The American Health Care Act is a massive transfer of wealth from the poor to the rich. This isn’t the only tax cut in the bill, just the one that stands to have the most positive impact for President Trump’s personal finances. That’s in the WSJ article too.

So what’s the big deal about Medicaid?

A significant portion of those Republican governors that took advantage of Medicaid expansion under the ACA are opposed to contracting Medicaid. They recognized that the proposed block grants will underfund Medicaid, and that millions of poor people in their states will once again be without health coverage.

But what’s the big deal? I mean, shouldn’t the states take care of their own? Don’t they know best how to address the problems of health care in their states? That’s the argument.

Here’s where I get flabbergasted that so few seem to understand the flaw in that reasoning. To whit: someone is going to take care of those people who are poor, and have no coverage. If they don’t have Medicaid, then we will go back to taking care of them through indigent care, mostly in emergency departments. Which is the very most expensive, very least efficient way to deliver health care.

Who’s going to pay?

Since hospitals are required to provide indigent care, they take on the burden. Temporarily. Then they pass the cost on to you by charging you, or your private insurer, more. If you’re lucky enough to have insurance, your policy cost goes up to cover it. Either your out-of-pocket cost goes up, or your employer pays more. Or both. Which leaves less profit that gets funneled to you.

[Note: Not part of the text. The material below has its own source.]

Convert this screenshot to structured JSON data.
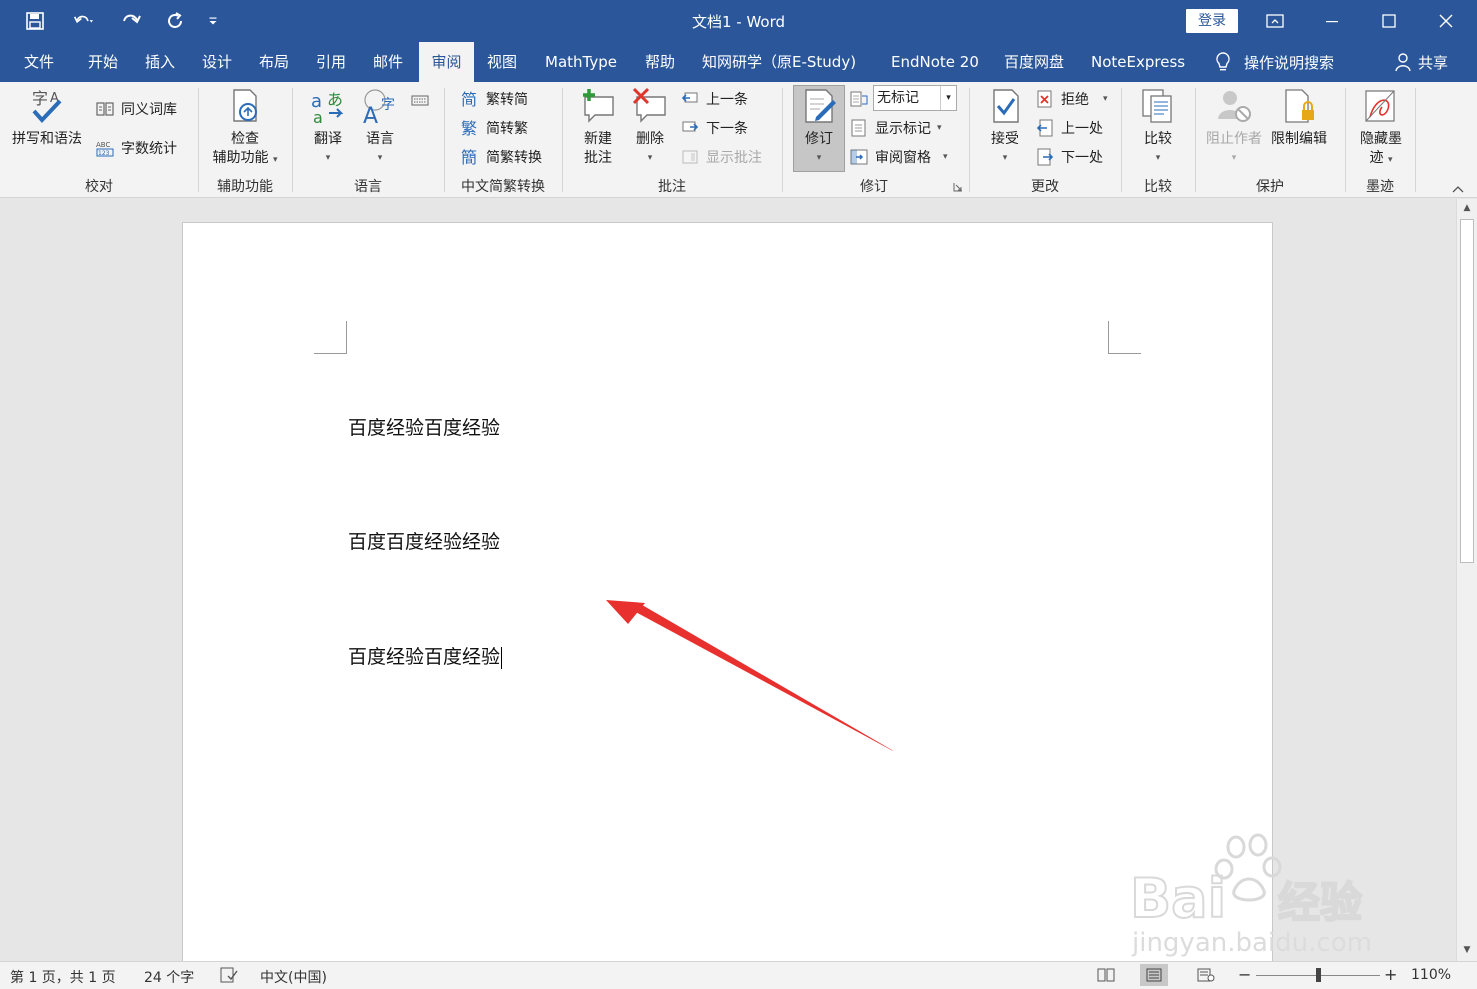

If we stop paying for Medicaid through the Federal government, we’ll pay less in federal taxes. Mostly if you’re rich, but let’s say for argument’s sake that everyone got a federal tax cut. Where is the money going to come from at the state level? Yep, taxes. Assuming that we don’t just start allowing sick people to die if they happen to be poor, the part of indigent care that isn’t paid for by you in the form of higher costs, will be paid by state and local taxes. Who pays the largest share of those? Yep. You again..

Double bubble, toil and trouble

It’s not that the ACA wasn’t flawed – it was, deeply, made worse when we didn’t fully fund it or embrace it. But what we are about to replace it with is worse, by far. Somehow a lot of people seem to think it will be better, and that somehow the rules of economics don’t apply to a Republican-backed plan.

But that’s all witchcraft, smoke & mirrors, and magical thinking. More precisely, it’s sleight of hand – if I keep you watching the ranting tweets of the man in the Oval Office, and I keep you listening to the alt-fact that it’s the evil Obama who created all that’s wrong with health care, then you won’t notice when my other hand picks your pocket and empties your wallet.

The rules of economics say that someone is going to pay for all that care. And if it isn’t government, it’s you.